I have just woke up from that sorta dream.. Terrified 2 go bak 2 sleep! Dis is d second time iv had dis type a dream bt dis 1 ws worse.. First I would wake up in my bed, I wouldn't move I'd jus lay der and I heard footsteps of a little girl it sounded like who jump inta my bed beside me and I would lay der still & scared and try 2 blank her ou til I tried ta wake myself up or jus sleep thru it.. It feels so real!! But tonight it ws worse, aftr d littl girl I cud hear a voice aswell at d same time it sounded lik a black man and I could feel him beside me Talkin and strokin my leg.. Den in parts of d dream I felt lik I ws bein pulled frm my bed.. My body jus started slidin upwards? Den at 1 point I ws sittin totally vertical and Neva noticed I ws until I had fallen ova onto my stomach.. I felt possessed.. It's hard 2 explain.. And I tried and tried 2 wake myself up so many times bt evry time I felt lik I woke up d people wud come bak and I hadn't woken at al.. It's scarin me wa can I do 2 prevent?
Nightmares are vividly realistic, disturbing dreams that rattle you awake from a deep sleep. They often set your heart pounding from fear. Nightmares tend to occur most often during rapid eye movement (REM) sleep, when most dreaming takes place. Because periods of REM sleep become progressively longer as the night progresses, you may find you experience nightmares most often in the early morning hours.
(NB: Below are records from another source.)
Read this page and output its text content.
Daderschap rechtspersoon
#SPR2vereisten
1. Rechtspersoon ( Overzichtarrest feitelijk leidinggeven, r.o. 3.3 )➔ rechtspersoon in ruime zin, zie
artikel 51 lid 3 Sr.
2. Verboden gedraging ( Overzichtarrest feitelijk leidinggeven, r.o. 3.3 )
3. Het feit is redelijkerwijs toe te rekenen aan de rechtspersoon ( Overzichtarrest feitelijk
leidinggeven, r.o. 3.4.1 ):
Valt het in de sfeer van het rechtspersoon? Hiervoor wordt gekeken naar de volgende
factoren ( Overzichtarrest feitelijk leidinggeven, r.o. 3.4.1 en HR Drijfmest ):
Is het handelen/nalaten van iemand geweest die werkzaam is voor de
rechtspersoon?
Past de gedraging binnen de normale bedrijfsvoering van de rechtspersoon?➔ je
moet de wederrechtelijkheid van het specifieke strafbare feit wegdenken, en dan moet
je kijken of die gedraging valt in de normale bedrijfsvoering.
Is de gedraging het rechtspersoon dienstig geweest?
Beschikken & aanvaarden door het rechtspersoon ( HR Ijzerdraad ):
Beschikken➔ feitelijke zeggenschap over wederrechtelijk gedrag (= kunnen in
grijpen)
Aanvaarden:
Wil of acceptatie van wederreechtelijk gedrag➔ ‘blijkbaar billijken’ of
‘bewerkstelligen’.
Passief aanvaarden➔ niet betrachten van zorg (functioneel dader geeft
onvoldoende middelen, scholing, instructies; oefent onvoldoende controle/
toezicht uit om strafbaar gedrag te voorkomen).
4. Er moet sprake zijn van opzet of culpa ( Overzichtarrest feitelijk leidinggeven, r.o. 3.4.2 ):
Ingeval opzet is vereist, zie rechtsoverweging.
Withdrawal from medications and substances, including alcohol and tranquilizers, may trigger nightmares. If you notice a difference in your nightmare frequency after a change in medication, talk with your doctor.
Sleep deprivation may contribute to adult nightmares, which themselves often cause people to lose additional sleep. There can be a number of psychological triggers that cause nightmares in adults. For example, anxiety,post-traumatic stress disorder and depression can cause adult nightmares.
Keeping a regular wake-sleep schedule is important. So is engaging in regular exercise, which will help alleviate nightmare-causing anxiety and stress. You may find that yoga and meditation are also helpful. Make your bedroom a relaxing, tranquil place that is reserved for sleep and sex, so that you don't associate it with stressful activities. Also, be cautious about the use of alcohol, caffeine, and nicotine, which can remain in your system for more than 12 hours and often disrupt sleep patterns.
If this does not help then visit a neurologist.